Come forth, Fisher Queen, when the time is right, I thought. Suffer the little kittens, and forbid them not to come to me, though it bankrupt us past current penury to care for them. Perhaps the April sun will shine on a quintet of bicolors and tigers, led by a fully healed mother. I want to believe that. But I will regardless start searching the woods for her body, alive or dead, with or without mewing progeny near it, in the weeks to come.

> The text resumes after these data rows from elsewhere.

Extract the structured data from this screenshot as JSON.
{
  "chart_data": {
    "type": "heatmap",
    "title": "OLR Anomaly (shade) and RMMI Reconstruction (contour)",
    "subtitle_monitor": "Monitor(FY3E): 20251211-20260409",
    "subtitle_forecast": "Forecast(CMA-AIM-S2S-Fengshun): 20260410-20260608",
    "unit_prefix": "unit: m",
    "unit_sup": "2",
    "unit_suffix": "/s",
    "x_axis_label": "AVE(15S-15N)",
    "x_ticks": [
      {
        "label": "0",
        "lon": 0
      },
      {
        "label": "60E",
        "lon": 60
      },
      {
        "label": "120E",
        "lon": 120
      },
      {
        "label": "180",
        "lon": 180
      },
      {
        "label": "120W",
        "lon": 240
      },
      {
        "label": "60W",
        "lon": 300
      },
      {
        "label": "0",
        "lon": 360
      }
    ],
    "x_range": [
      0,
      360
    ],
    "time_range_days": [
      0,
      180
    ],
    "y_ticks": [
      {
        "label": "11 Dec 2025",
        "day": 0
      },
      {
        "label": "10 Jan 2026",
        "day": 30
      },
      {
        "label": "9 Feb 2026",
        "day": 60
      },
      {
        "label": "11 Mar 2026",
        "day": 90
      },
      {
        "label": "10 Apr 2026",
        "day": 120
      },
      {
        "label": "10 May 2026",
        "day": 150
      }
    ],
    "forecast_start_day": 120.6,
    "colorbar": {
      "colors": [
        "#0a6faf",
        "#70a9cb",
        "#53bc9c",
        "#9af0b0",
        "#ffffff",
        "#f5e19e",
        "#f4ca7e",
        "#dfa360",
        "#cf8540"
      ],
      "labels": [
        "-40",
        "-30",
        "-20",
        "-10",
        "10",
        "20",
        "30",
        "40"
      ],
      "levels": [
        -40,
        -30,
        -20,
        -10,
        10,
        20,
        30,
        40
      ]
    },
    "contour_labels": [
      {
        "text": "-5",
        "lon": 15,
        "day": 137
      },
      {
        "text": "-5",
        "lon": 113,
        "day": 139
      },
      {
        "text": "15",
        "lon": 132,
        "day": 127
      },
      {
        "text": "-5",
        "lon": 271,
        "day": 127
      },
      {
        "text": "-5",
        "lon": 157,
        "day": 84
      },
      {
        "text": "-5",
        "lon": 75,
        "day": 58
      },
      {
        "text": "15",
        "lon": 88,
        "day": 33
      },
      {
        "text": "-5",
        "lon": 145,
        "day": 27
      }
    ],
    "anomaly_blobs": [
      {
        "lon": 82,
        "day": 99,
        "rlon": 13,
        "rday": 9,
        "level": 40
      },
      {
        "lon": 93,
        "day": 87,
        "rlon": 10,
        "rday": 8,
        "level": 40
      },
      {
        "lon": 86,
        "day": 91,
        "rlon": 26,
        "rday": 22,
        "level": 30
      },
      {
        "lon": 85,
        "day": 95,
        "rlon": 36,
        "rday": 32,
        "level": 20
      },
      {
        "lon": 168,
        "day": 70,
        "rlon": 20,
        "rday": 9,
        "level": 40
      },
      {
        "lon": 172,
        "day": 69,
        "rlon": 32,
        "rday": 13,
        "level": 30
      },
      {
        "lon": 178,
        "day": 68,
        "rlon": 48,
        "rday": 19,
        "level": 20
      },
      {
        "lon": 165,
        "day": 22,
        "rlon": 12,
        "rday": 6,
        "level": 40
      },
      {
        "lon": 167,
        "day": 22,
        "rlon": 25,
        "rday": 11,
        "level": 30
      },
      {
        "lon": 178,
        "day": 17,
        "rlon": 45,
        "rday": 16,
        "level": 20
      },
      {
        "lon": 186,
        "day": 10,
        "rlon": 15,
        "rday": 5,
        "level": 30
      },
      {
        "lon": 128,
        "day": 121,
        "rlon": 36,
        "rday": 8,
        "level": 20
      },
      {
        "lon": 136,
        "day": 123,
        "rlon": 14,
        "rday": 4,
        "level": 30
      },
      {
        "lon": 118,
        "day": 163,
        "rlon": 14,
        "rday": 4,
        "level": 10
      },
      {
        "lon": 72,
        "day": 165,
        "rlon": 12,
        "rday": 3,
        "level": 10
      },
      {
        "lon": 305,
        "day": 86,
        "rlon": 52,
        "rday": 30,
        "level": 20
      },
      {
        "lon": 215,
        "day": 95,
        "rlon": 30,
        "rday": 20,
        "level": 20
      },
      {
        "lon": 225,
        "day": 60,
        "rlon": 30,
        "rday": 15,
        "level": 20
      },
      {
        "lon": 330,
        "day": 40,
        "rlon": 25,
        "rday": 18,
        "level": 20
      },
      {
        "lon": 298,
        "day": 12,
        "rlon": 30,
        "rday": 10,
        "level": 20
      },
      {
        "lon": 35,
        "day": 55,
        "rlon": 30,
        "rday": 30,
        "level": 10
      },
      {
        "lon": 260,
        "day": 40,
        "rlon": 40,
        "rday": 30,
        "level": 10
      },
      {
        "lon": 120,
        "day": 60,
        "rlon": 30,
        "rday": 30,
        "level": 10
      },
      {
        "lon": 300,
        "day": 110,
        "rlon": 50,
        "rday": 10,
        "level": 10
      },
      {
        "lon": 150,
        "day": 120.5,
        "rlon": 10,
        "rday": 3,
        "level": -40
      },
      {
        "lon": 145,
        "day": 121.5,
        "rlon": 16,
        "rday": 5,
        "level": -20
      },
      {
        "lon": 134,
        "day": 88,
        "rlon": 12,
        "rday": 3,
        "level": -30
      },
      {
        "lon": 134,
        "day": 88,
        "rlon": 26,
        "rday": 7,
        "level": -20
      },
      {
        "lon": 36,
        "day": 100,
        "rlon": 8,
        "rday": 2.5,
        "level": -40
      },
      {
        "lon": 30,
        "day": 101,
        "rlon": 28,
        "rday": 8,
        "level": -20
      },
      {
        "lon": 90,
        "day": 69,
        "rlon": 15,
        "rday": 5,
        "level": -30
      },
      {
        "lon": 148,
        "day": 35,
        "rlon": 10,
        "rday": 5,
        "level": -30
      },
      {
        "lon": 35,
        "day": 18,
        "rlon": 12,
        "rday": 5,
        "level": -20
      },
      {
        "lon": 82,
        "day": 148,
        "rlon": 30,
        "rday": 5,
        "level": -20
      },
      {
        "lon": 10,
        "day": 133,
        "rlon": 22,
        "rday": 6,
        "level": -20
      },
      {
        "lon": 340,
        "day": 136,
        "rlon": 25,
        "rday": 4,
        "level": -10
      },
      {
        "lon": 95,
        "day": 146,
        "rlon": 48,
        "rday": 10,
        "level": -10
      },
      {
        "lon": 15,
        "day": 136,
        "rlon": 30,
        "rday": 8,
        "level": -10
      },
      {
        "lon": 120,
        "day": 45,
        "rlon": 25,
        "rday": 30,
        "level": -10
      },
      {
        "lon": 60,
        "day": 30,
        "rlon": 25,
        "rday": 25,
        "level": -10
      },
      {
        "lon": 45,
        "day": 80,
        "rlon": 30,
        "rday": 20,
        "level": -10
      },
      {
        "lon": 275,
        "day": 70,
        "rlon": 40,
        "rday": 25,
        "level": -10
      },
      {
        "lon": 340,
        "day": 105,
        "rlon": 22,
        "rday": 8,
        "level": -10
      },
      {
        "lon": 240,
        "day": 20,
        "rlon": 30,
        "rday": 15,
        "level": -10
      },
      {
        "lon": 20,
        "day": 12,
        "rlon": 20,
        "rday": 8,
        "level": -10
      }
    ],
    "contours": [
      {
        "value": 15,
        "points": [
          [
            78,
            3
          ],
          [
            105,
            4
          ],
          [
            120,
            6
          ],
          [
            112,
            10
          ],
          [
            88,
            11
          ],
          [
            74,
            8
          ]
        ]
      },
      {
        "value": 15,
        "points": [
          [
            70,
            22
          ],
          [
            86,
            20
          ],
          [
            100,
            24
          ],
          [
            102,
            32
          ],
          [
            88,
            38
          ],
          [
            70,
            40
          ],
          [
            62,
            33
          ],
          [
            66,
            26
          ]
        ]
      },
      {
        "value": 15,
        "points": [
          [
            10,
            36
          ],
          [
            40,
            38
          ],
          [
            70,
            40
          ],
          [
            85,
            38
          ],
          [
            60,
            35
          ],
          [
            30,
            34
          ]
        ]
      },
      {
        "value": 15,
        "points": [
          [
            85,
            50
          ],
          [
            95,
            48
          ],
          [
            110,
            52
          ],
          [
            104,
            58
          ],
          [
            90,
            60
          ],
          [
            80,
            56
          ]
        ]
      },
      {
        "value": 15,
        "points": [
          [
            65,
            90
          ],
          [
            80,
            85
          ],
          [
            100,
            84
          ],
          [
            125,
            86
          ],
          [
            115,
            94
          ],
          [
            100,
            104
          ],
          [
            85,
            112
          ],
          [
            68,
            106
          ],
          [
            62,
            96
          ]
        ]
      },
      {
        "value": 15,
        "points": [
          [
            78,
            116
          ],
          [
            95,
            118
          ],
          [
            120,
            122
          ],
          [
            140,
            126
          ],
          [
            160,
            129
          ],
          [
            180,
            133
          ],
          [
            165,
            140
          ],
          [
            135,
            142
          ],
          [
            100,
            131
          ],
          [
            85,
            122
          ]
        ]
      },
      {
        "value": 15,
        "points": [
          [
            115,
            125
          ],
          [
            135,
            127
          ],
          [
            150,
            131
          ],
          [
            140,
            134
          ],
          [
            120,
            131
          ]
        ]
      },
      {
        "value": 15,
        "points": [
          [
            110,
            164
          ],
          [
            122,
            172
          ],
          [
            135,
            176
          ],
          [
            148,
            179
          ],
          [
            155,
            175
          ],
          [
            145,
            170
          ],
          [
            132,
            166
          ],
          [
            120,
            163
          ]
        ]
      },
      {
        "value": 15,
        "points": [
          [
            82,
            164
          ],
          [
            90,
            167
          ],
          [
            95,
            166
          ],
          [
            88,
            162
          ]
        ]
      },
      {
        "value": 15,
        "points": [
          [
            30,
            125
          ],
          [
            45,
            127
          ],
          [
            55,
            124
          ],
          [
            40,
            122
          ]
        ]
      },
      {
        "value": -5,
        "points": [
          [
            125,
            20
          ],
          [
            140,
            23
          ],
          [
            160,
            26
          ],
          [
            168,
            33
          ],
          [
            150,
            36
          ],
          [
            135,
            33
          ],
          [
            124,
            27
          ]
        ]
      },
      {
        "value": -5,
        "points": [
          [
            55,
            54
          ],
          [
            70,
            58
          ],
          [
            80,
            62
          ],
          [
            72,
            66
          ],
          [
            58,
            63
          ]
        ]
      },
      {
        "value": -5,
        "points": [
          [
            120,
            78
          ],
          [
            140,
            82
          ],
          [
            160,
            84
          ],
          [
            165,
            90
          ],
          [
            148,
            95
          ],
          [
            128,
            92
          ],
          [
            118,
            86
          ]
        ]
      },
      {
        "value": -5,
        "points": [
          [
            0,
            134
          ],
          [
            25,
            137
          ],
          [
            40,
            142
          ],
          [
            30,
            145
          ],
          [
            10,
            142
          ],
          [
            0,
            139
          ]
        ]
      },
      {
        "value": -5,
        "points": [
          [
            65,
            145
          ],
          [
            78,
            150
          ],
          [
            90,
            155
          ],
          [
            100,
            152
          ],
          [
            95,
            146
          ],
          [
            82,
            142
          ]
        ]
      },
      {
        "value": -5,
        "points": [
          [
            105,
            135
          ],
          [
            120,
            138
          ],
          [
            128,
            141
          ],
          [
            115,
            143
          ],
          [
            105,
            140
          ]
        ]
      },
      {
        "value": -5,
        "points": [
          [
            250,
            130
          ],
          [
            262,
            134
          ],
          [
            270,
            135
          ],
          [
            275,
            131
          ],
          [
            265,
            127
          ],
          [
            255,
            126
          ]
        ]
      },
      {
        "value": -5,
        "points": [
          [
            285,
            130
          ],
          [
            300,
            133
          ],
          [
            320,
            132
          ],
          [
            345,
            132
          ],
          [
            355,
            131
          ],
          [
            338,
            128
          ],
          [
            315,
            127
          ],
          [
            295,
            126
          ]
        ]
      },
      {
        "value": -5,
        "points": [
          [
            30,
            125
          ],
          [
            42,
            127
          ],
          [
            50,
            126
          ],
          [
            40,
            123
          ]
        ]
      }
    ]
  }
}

It might be that her wound is too much to bear, that it will finish her off as she lies terrified and alone under a fallen branch somewhere. For now, I will choose to expect something else. She might not heal. Let’s be realistic about that. And she probably has no other home to which she can retreat. If anyone ever loved or cared for her, they might have long since chosen other cats, other situations. Who could blame them? It’s a hassle, dealing with the wounded. Yet I think about how she dragged herself through the winter and the woods to my house, just for one chance with the strongest possible father for her children, and I think, with apologies to Jeremy Renner in “Wind River”: That’s a warrior. Maybe she can make it long enough to deliver her kittens and get them into my hands before she lets go. And that would be a victory in and of itself. I think that maybe it’s okay to be unwanted. There’s a strength in that, if you can find it. And if you can use that strength, and put it into your children when they need it, then is anything else truly necessary? Does it really matter if you heal, once they are gone?